In its response to Moyers, the industry maintains that such documentaries are one sided. They fail to acknowledge the many contributions that vinyl chloride makes to our lives. But this industry response misses the point. Workers, consumers, and regulators were entitled to a full accounting of the risks of vinyl chloride so that steps could be taken to limit risks and delineate appropriate uses for the product.
Nor is Moyers merely covering the bad old days. After 276 people filed lawsuits claiming that Dursban, Dow's indoor insecticide, poisoned them, the company still withheld internal documents that demonstrated its toxicity. When the truth finally came out in 1996, the company was fined a mere $740,000 by the Federal government for withholding information. Outrageous conduct proved to be a sound business decision.
Not surprisingly, the chemical industry ranks right below the tobacco industry in levels of public distrust. Unfortunately, however, shameful practices are far more widespread than is widely reported or generally acknowledged. If chemical firms produce toxic soup, many other corporate cohorts are more than willing to dispense and dispose of the soup -- at our expense. Up until PCB's were banned in the mid-'70s, General Electric dumped more than a million pounds of the substance into the Hudson River. The company now declares it wishes to be a good corporate citizen and limit any future discharge. Nonetheless, it doggedly fights any effort to make it pay for the Hudson River cleanup. As Russell Mokhiber reports, "GE has pulled out all the stops to block the dredging plan ... Among other hardball tactics, the company deployed NBC President and GE Vice Chair Robert Wright to lobby New York City Council members against a bill endorsing the dredging project."

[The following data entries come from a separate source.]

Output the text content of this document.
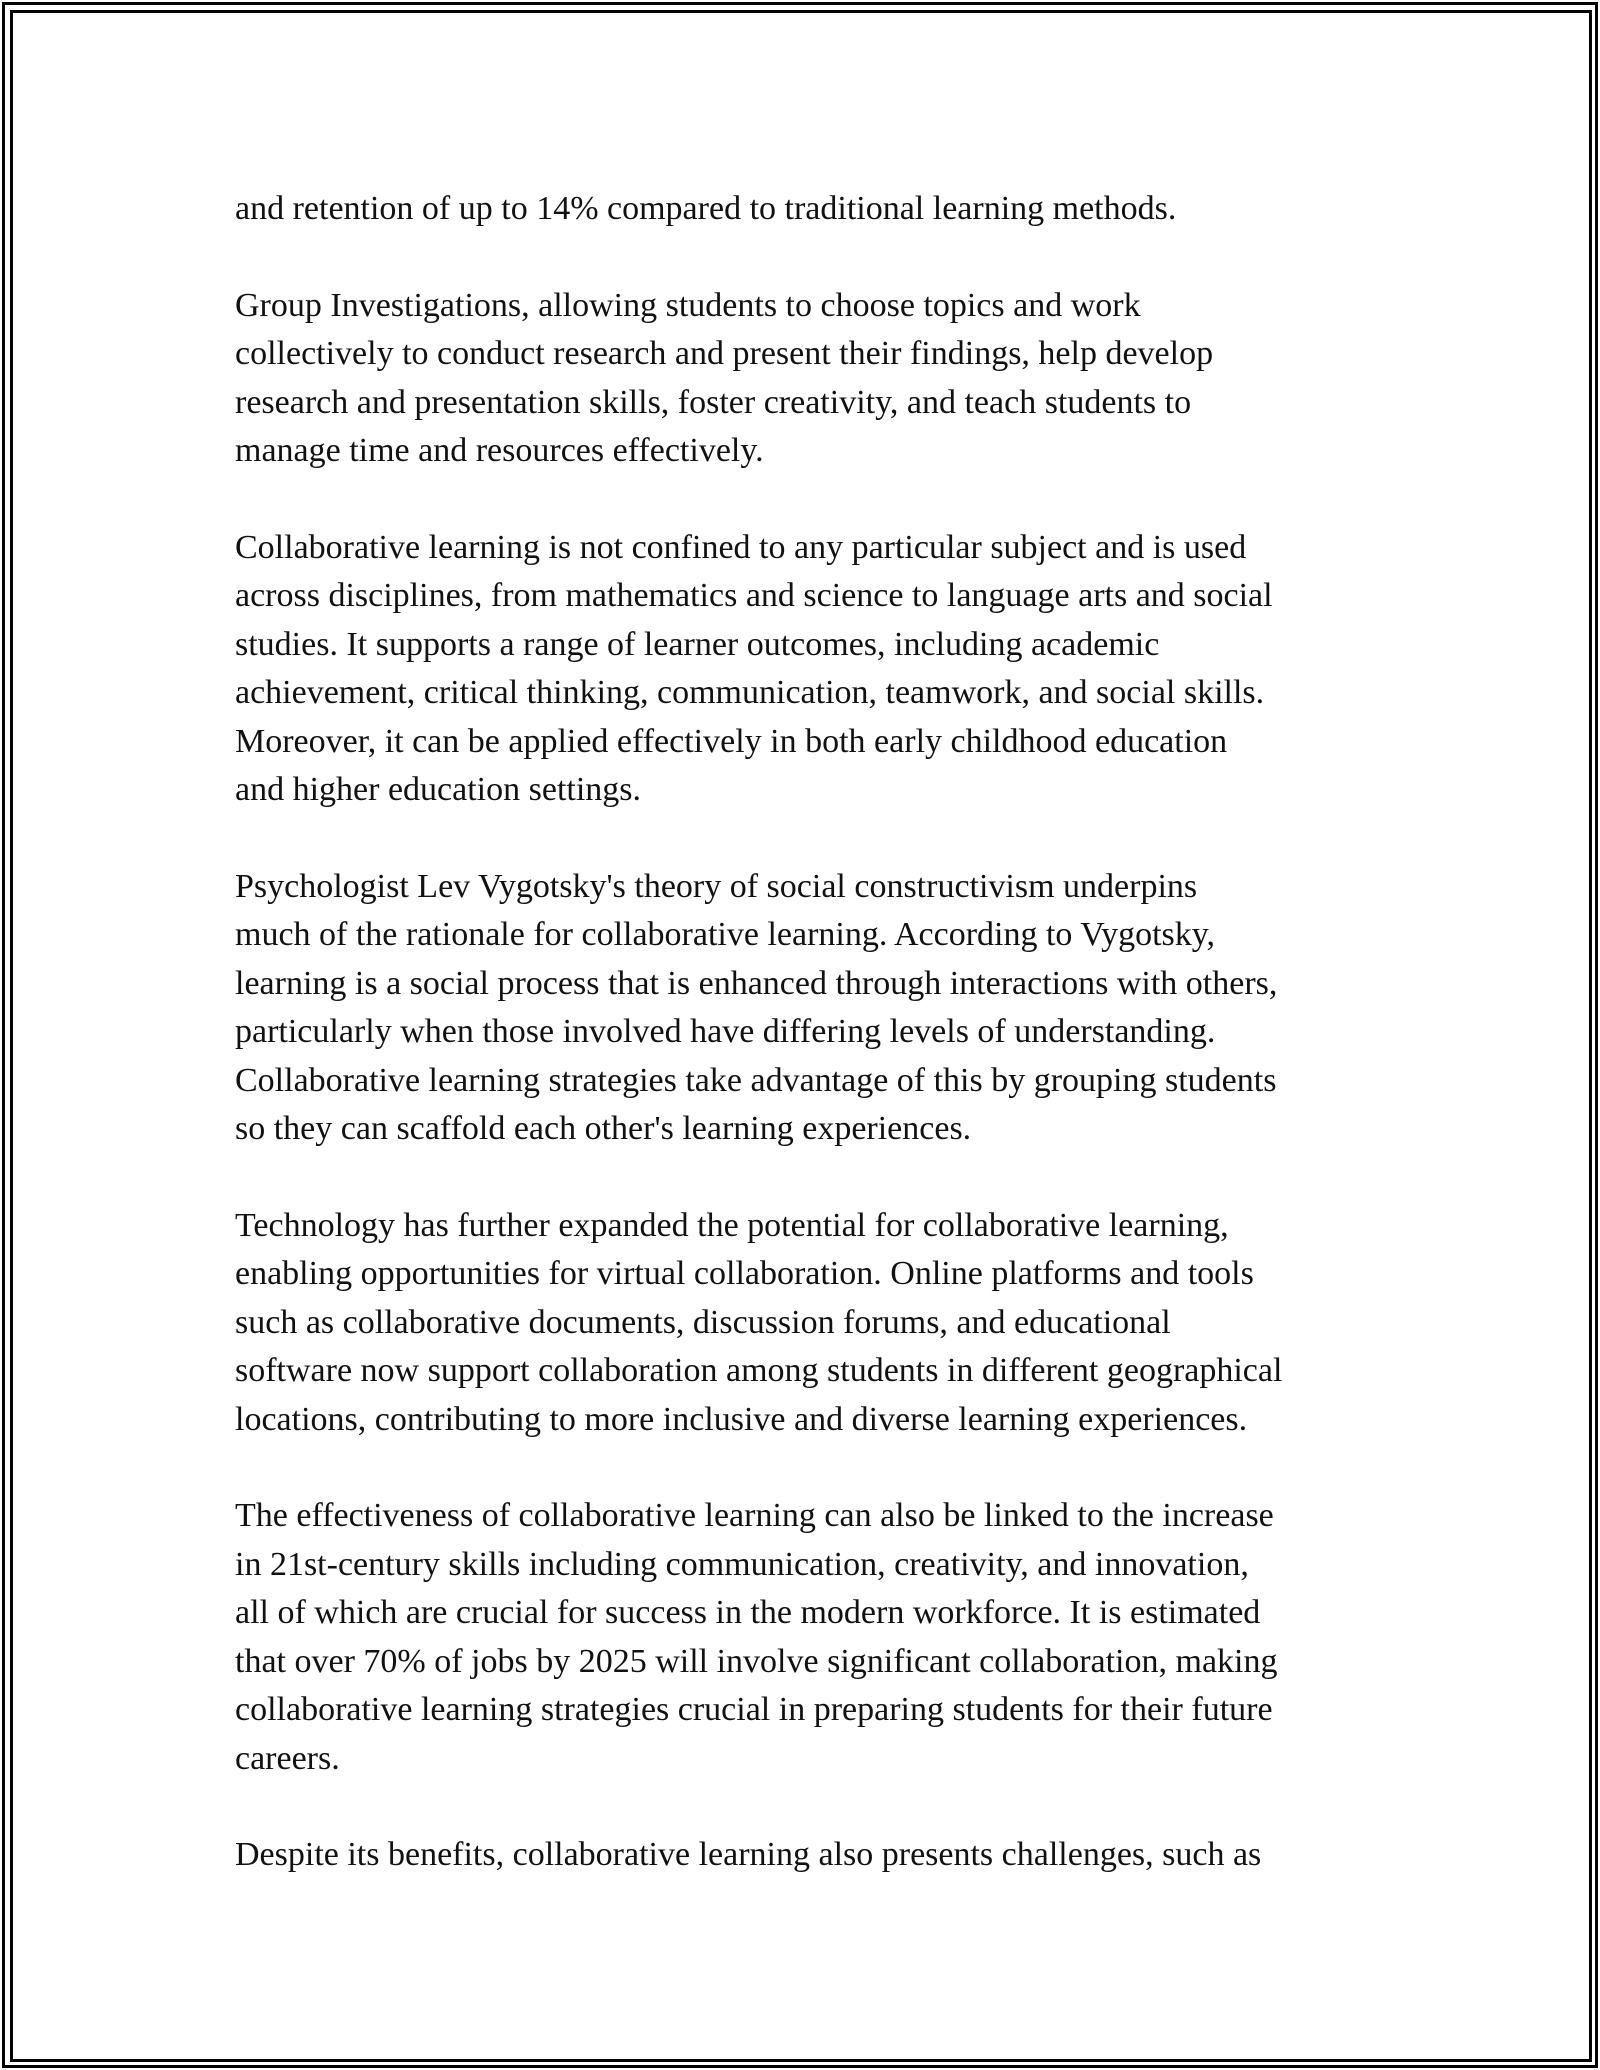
and retention of up to 14% compared to traditional learning methods.

Group Investigations, allowing students to choose topics and work
collectively to conduct research and present their findings, help develop
research and presentation skills, foster creativity, and teach students to
manage time and resources effectively.

Collaborative learning is not confined to any particular subject and is used
across disciplines, from mathematics and science to language arts and social
studies. It supports a range of learner outcomes, including academic
achievement, critical thinking, communication, teamwork, and social skills.
Moreover, it can be applied effectively in both early childhood education
and higher education settings.

Psychologist Lev Vygotsky's theory of social constructivism underpins
much of the rationale for collaborative learning. According to Vygotsky,
learning is a social process that is enhanced through interactions with others,
particularly when those involved have differing levels of understanding.
Collaborative learning strategies take advantage of this by grouping students
so they can scaffold each other's learning experiences.

Technology has further expanded the potential for collaborative learning,
enabling opportunities for virtual collaboration. Online platforms and tools
such as collaborative documents, discussion forums, and educational
software now support collaboration among students in different geographical
locations, contributing to more inclusive and diverse learning experiences.

The effectiveness of collaborative learning can also be linked to the increase
in 21st-century skills including communication, creativity, and innovation,
all of which are crucial for success in the modern workforce. It is estimated
that over 70% of jobs by 2025 will involve significant collaboration, making
collaborative learning strategies crucial in preparing students for their future
careers.

Despite its benefits, collaborative learning also presents challenges, such as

Historically, many of the risks that new chemicals pose have been discovered through the active sleuthing of concerned workers and neighborhood associations. But all across the board, corporations work to limit the access, information, and power on which such challenges may be based. Kate Bronfenbrenner of Cornell University, a widely respected student of labor-management relations, finds that more than 60% of employers confronting a union organizing drive use five or more antiunion tactics, both legal and illegal. One in 10 worker advocates of unionization are illegally fired, and plant closing or relocation is threatened in more than 50% of organizing attempts.
At the very least, many of our largest and most influential corporations treat their competitors, employees, and consumers in ways that parents would chastise in their children. Unfortunately, the pressures on and opportunities for corporations to act in deleterious ways are if anything only growing. Stock markets and the fund managers who dominate them are ever more obsessed with short-term profits. Unions and other grass roots bodies have ever less access to corporate affairs. Isolated and insulated from critics save only those who seek even higher profits, even more corporation executives today could follow an Eisenhower era CEO who assured industry critics that "what's good for GM is good for the country." Their crimes are often less a reflection of individual character than of the social matrix in which the modern corporation operates.